Ma Chat Noir la sentì lo stesso.
<<Adrien? Adrien Agreste?>>
<<No!>> esclamò istantaneamente lei. <<Sì…>> ammise poi, arrossendo.
<<È lui il ragazzo?>>
Marinette si fece rossa come un pomodoro.
<<Ma a lui piace Katami.>> disse con amarezza.
<<Katami?>>
<<È per questo che l'altro giorno li ho lasciati soli. Ma va bene. Se lei può renderlo felice, allora va bene tutto. Chat, va tutto bene? Sei un po' pallido…>>
Chat Noir osservò tutte le foto attorno a lui che ritraevano il fotomodello biondo, decorate da piccoli cuori che non aveva mai notato. Ripensò a tutte le volte che lei aveva balbettare davanti a lui, o aveva evitato di rimanere sola con lui, e si sentì soffocare.

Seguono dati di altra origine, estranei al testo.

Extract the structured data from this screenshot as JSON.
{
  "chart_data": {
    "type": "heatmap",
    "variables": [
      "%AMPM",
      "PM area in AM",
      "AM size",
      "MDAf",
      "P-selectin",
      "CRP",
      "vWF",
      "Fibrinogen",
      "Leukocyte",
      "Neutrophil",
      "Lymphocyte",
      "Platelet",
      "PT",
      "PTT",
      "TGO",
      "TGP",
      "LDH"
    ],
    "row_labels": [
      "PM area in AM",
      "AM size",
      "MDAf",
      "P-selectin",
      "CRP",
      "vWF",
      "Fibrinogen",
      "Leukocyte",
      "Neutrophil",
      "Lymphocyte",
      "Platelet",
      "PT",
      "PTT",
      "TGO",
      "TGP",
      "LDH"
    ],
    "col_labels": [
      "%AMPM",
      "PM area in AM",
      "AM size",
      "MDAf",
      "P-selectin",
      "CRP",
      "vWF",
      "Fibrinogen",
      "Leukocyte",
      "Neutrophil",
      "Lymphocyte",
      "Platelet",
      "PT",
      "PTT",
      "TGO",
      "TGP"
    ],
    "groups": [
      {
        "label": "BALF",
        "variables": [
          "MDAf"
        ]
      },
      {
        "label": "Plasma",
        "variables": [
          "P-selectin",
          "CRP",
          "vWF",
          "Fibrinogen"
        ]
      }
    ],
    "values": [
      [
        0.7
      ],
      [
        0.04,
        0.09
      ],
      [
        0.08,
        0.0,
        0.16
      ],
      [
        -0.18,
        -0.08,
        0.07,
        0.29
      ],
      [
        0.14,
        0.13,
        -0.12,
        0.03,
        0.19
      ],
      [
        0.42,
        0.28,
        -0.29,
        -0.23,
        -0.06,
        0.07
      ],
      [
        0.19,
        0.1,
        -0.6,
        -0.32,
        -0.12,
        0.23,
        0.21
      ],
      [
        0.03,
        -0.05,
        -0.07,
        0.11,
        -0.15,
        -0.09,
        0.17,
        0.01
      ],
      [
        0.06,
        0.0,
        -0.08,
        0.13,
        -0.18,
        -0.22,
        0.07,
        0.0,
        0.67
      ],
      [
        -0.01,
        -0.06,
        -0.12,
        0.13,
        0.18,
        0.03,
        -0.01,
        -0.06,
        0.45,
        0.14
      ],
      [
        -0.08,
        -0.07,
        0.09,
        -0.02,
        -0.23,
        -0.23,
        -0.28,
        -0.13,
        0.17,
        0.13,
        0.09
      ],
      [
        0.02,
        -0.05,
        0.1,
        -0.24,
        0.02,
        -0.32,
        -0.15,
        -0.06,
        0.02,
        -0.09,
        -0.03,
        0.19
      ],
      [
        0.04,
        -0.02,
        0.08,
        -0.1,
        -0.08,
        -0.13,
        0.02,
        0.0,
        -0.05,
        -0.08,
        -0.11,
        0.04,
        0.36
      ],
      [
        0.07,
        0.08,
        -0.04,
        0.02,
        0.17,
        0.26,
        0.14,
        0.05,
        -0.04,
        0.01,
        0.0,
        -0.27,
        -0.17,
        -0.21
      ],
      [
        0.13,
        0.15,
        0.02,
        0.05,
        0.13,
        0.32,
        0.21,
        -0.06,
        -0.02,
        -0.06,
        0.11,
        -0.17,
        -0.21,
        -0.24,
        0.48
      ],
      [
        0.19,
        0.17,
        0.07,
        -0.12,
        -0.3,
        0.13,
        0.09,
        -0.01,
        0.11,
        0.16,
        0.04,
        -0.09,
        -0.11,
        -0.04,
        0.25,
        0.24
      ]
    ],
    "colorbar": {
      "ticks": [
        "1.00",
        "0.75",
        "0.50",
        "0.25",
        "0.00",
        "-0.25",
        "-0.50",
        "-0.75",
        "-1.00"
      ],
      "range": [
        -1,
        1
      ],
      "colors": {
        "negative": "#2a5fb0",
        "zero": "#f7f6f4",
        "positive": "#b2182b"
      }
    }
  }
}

<<Devo andare.>> disse, scappando poi dalla camera, catapultandosi nella neve fredda pur di andare via.
Arrivò a casa in men che non si dica, e si detrasformò, frastornato. Ignorando Plagg che richiedeva del Camembert, si sedette alla scrivania, prendendosi la testa tra le mani e chiudendo gli occhi. L'immagine di Marinette piangente gli si ripresentò dietro le palpebre come una fotografia, facendolo sussultare.